Technological innovation in recent years puts a question mark over the future of central banks and officials must ‘accelerate’ adaptation, including digital currencies, according to Bundesbank President Joachim Nagel.
‘If you had asked me 20 years ago whether the business model of central banks’ was ‘destructible or not, I would have said no,’ he said on Monday in Basel. ‘Now I’m not so sure – and that’s why we’re sitting here. We need to work on our business model. And DLT is just one means, one instrument that can help us get there.’
Nagel, who is also a member of the Governing Council of the European Central Bank, was speaking on a panel on central bank digital currencies at a Bank for International Settlements conference. Last year, the ECB moved into the next phase of its digital euro project – preparing the ground to issue the currency in the coming years, although a final decision has not yet been made.
Bundesbank President Joachim Nagel
The head of the Bundesbank said that ‘it’s a necessity to really get there’ on the digital euro. ‘We need to accelerate all of this,’ including distributed ledger technology, he said.
‘If part of your core product is losing attractiveness, then you have to think of another new core product,’ he said, referring to the declining interest in physical cash – even in cash-loving Germany.
Earlier in the day, ECB Governing Council member François Villeroy de Galhau from France said that central banks should consider using digital currencies in both wholesale and retail trade.
‘The way we provide central bank money must be adapted to the 21st century, to ensure that central bank money retains its fundamental role: this role is not to be the dominant means of payment, but rather an anchor of stability for the financial system,’ said the president of the Bank of France. ‘That’s why I believe that sooner or later we will need a central bank digital currency, both for wholesale and retail.’
The public has focused on retail Central Bank Digital Currencies (CBDCs), where consumers would have direct access to the central bank’s digital currency, just as they currently have cash. Monetary authorities around the world have also looked at wholesale CBDCs, where the goal is more efficient technology for payments between banks and the central bank, possibly using blockchain.

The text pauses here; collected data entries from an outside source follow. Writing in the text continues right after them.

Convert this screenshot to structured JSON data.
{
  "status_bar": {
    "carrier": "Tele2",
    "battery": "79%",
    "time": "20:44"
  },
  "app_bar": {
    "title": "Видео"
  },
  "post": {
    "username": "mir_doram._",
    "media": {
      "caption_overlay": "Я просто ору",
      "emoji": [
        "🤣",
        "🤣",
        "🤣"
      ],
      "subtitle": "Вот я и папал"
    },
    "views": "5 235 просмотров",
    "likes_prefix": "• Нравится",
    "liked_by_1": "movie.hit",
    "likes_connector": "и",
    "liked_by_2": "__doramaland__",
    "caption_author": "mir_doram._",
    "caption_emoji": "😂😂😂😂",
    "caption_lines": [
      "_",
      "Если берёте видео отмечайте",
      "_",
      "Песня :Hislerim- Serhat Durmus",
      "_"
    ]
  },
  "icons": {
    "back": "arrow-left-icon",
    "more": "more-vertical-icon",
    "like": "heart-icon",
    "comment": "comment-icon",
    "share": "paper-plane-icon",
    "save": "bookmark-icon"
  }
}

The new technology has the potential to impact commercial banking, although Villeroy said at the BIS conference that ‘we are preparing accordingly at the ECB and the Banque de France; and commercial banks need not be afraid.’
Speaking at the same event, his Italian counterpart on the ECB Governing Council, Fabio Panetta, emphasised that wholesale CBDCs are gaining strength, referring to a survey carried out by the BIS Payments and Market Infrastructures Committee.
‘We see a marked increase in the number of wholesale experiments,’ he said. ‘In addition, the likelihood of central banks issuing a CBDC in the next six years is now higher for the wholesale market than for the retail market.’
BIS Research Director Hyun Song Shin agreed.
‘There has been a shift in gravity more towards wholesale CBDCs,’ he said.